1629: an interesting lidar paper about taking vertical profiles of biomass, plankton (by florescence) and even sea surface wind speeds. I thought the laser power to get significantly deep would be excessive by some initial tests using CALIPSO looked promising.

SA41A-180: some results using the Poker Flat Incoherent Scatter radar to estimate the amount and size of mesospheric smoke particles (aged meteoric material). Promising start.

A21D-87 Johnson et al showed a portable DIAL carbon monitoring lidar the was pretty small and could measure over a horizontal range of several km.

U-7: Mrs Crow and I occasionally travel to Milwaukee on the Lake Express hydrofoil ferry out of Muskegon. Little did we know we may have been sharing the boat with some ozone monitoring equipment. Cleary et al got permission to measure ozone on multiple crossings and showed that synoptic flow and lake breezes drive the plumes of high ozone across the lake, with no preference of being higher on one side than the other. Very clever.

My #2 of the day was the sentence in one of the Atmospheric Electricity posters:

“Jellyfish sprites are a superposition of carrot sprites driven by a very large current moment.”

Admit it, how many of you really knew that until now?

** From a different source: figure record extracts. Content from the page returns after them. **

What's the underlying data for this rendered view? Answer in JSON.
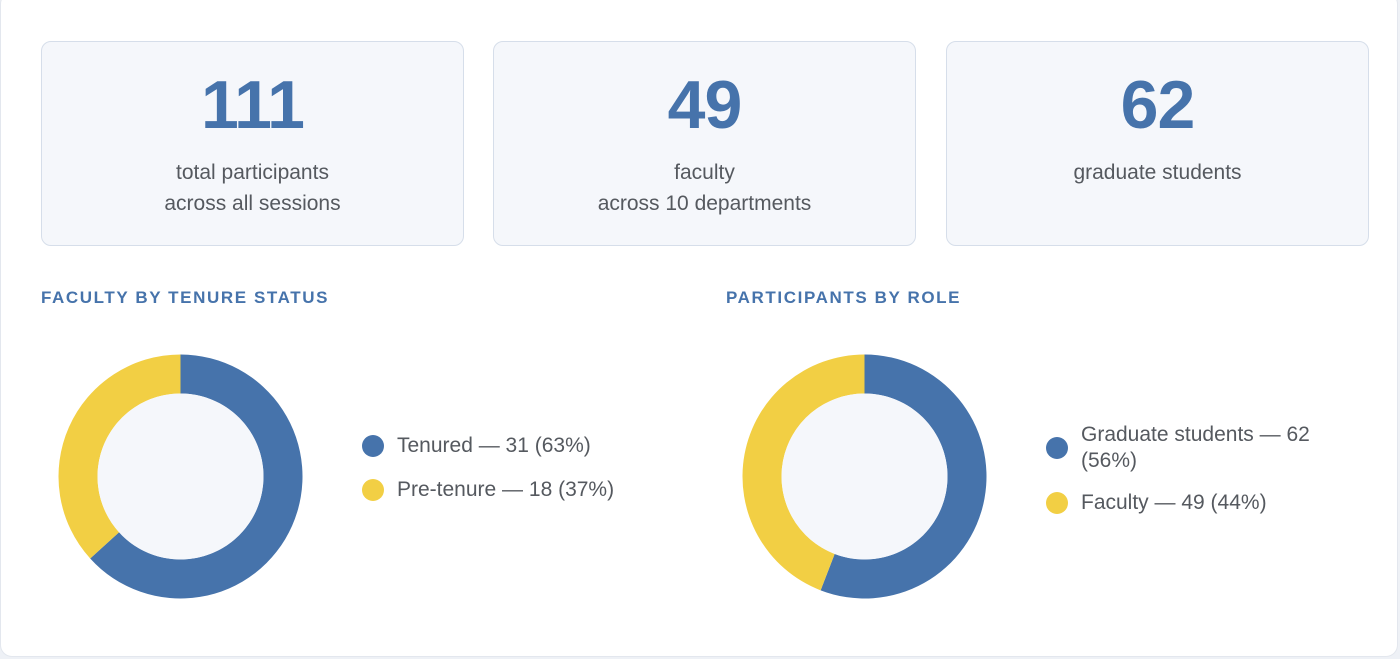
{
  "colors": {
    "primary": "#4673ab",
    "accent": "#f2cf44",
    "text": "#55595f"
  },
  "stats": [
    {
      "value": "111",
      "line1": "total participants",
      "line2": "across all sessions"
    },
    {
      "value": "49",
      "line1": "faculty",
      "line2": "across 10 departments"
    },
    {
      "value": "62",
      "line1": "graduate students",
      "line2": ""
    }
  ],
  "chart_data": [
    {
      "type": "pie",
      "title": "FACULTY BY TENURE STATUS",
      "series": [
        {
          "name": "Tenured",
          "value": 31,
          "percent": 63,
          "color": "#4673ab",
          "label": "Tenured — 31 (63%)"
        },
        {
          "name": "Pre-tenure",
          "value": 18,
          "percent": 37,
          "color": "#f2cf44",
          "label": "Pre-tenure — 18 (37%)"
        }
      ],
      "legend_position": "right"
    },
    {
      "type": "pie",
      "title": "PARTICIPANTS BY ROLE",
      "series": [
        {
          "name": "Graduate students",
          "value": 62,
          "percent": 56,
          "color": "#4673ab",
          "label": "Graduate students — 62 (56%)"
        },
        {
          "name": "Faculty",
          "value": 49,
          "percent": 44,
          "color": "#f2cf44",
          "label": "Faculty — 49 (44%)"
        }
      ],
      "legend_position": "right"
    }
  ]
}
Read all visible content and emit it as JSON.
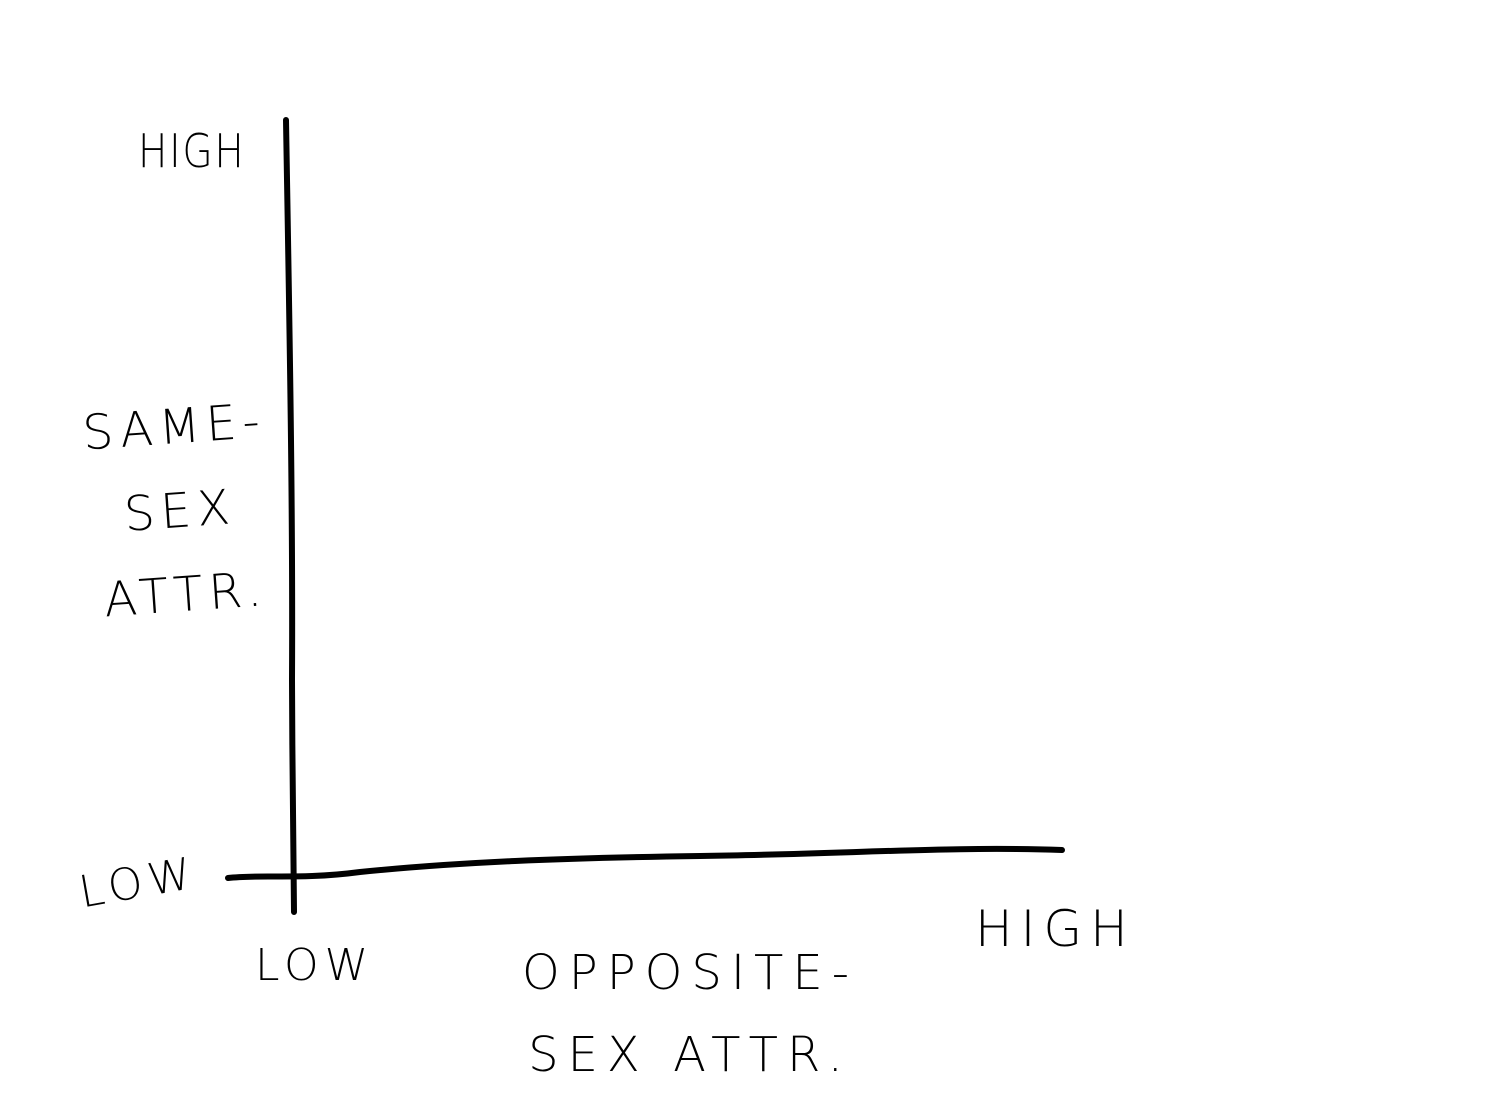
{
  "y_axis": {
    "high_label": "HIGH",
    "low_label": "LOW",
    "title_lines": [
      "SAME-",
      "SEX",
      "ATTR."
    ]
  },
  "x_axis": {
    "low_label": "LOW",
    "high_label": "HIGH",
    "title_lines": [
      "OPPOSITE-",
      "SEX ATTR."
    ]
  },
  "colors": {
    "ink": "#000000",
    "background": "#ffffff"
  }
}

First prize was hands down Niedziela et al, Poster 75, concerning Aerosols produced from cooked meats, including IR spectra of a chicken breast. There measurements showed the differences in aerosols produced from cooking chicken compared to pork loin chops. If this was Mad magazine the empty balloon with “insert your comment here” would be visible.

The day ended with Marc Hirschmann giving a Bowen lecture “By Permission of the Mantle”. He did an excellent job for people not in this area like myself allowing us to appreciate the effect of the mantle on the atmosphere. His talk explored the interesting problem of the hydrogen to carbon ratio on the surface compared to the mantle and the current ideas about how to reconcile the differences.